Not that Petry didn’t get a great deal for himself. He got four years of security and a full no-movement clause with a 15-team no-trade list despite the COVID-19 pandemic guaranteeing the upper-limit of the NHL’s salary cap remains fixed at $81.5 million over the next two seasons. He was able to get himself locked in even though it’s possible, if not probable, league-wide revenues are impacted far more negatively if fans can’t be an attendance any time soon.
The opportunity presented itself and Petry pounced on it.
“Nobody knows what this upcoming season’s going to bring and that all has effects on decisions and guys careers moving forward. So I would definitely say that had some impact on the decision,” the Michigan native said. “I think from when I got the initial call that Berge wanted to work on an extension, I knew if it made sense for me there was a very, very strong chance that I was going to be coming back. I’ve enjoyed my time in Montreal so far, and the organization’s been nothing but great to me.
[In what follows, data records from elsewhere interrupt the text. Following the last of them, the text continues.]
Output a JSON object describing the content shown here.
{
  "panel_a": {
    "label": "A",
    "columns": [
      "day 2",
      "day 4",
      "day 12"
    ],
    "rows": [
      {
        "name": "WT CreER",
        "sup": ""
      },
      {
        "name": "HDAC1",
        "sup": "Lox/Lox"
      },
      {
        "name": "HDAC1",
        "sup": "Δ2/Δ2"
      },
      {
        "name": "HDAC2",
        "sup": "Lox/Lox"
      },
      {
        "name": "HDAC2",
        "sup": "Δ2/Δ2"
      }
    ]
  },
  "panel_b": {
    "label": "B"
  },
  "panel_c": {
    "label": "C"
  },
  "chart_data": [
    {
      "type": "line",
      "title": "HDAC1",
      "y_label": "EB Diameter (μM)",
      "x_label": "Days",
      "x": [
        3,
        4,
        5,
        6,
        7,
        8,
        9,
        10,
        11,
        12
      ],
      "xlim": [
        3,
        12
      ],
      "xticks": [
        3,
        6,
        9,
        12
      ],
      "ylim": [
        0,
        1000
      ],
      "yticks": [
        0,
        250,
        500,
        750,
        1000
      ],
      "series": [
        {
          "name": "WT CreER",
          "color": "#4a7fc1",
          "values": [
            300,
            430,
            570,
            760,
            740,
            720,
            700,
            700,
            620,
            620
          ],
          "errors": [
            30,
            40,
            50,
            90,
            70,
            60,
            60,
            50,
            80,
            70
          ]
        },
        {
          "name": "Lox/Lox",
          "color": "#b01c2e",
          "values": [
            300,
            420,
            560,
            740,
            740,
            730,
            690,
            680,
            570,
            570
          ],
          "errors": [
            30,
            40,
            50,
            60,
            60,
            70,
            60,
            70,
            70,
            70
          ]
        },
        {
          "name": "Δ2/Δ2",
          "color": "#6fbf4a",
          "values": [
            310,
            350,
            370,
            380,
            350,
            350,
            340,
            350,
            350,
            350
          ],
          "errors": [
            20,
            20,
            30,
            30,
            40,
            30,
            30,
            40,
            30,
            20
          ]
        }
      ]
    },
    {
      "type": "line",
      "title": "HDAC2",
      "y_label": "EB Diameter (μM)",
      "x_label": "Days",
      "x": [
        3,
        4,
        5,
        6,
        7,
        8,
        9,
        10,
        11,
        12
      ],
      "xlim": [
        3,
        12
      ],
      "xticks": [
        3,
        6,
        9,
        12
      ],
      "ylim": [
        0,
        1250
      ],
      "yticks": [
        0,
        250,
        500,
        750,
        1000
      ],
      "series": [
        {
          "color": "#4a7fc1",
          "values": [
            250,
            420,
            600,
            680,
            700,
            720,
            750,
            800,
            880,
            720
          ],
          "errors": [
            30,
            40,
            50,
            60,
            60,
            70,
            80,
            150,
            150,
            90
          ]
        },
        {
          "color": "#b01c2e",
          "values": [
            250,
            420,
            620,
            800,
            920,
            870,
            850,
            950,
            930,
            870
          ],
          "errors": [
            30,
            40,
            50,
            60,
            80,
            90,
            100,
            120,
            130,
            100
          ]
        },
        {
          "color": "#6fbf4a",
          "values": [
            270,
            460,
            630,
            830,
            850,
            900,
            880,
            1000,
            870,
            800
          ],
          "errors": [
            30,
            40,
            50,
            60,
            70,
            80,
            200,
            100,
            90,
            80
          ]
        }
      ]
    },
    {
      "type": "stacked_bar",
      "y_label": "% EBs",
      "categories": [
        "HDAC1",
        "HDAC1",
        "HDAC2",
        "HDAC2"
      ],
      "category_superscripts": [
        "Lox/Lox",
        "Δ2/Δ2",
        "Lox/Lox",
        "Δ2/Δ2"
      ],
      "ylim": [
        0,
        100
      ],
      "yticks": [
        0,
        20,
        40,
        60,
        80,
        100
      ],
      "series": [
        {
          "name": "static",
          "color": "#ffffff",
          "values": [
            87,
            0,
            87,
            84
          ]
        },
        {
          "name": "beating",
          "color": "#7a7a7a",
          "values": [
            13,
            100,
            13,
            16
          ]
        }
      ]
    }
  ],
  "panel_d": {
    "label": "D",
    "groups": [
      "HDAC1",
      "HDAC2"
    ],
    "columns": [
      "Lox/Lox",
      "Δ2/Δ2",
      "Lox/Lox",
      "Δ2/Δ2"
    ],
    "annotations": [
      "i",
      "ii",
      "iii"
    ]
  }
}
So when this opportunity came up, it was something that I couldn’t pass up.”
And maybe Petry would have had pause about it had the NHL and NHLPA not gifted the Canadiens a chance to participate in the 2020 Stanley Cup Playoffs, but what he saw from his teammates over the 10 games they spent in the Toronto bubble had him convinced he was making the right decision.
“We have a lot of good young players, and guys like (Jesperi Kotkaniemi) KK and (Nick) Suzuki showed that in the playoffs, which is huge to have success as a team,” Petry said. “With those guys coming up, it shows that the future is bright here, and that was one of the deciding factors in ultimately signing this extension.”
There were several others to consider — from his family’s affinity for the city and their quality of life in Quebec, to which school the eldest of his three sons will attend next fall and for the foreseeable future.
Petry also said he wanted some assurances that key players like Brendan Gallagher and Phillip Danault — impending 2021 free agents — were able to come to terms on new deals and remain in the Canadiens’ fold for years to come, too.
But nothing was going to hold up the process once it got kicked off.
“My agent had called … two-and-a-half weeks ago … and said, ‘Berge wants to have a conversation about potentially having you re-sign or sign an extension, and would you be open to that?’ I told my agent, ‘I’m open to the conversation and then we can kind of go from there,’” Petry said. “They were great along the whole process of everything going on in this world today. It’s not only this year, it has some effects longer-term.”
Bergevin took a risk in that regard, but, in our estimation, the prospect of allowing Petry to play out the string of his current deal would’ve been riskier. And we don’t think this one will go down as one the Montreal GM will regret over time.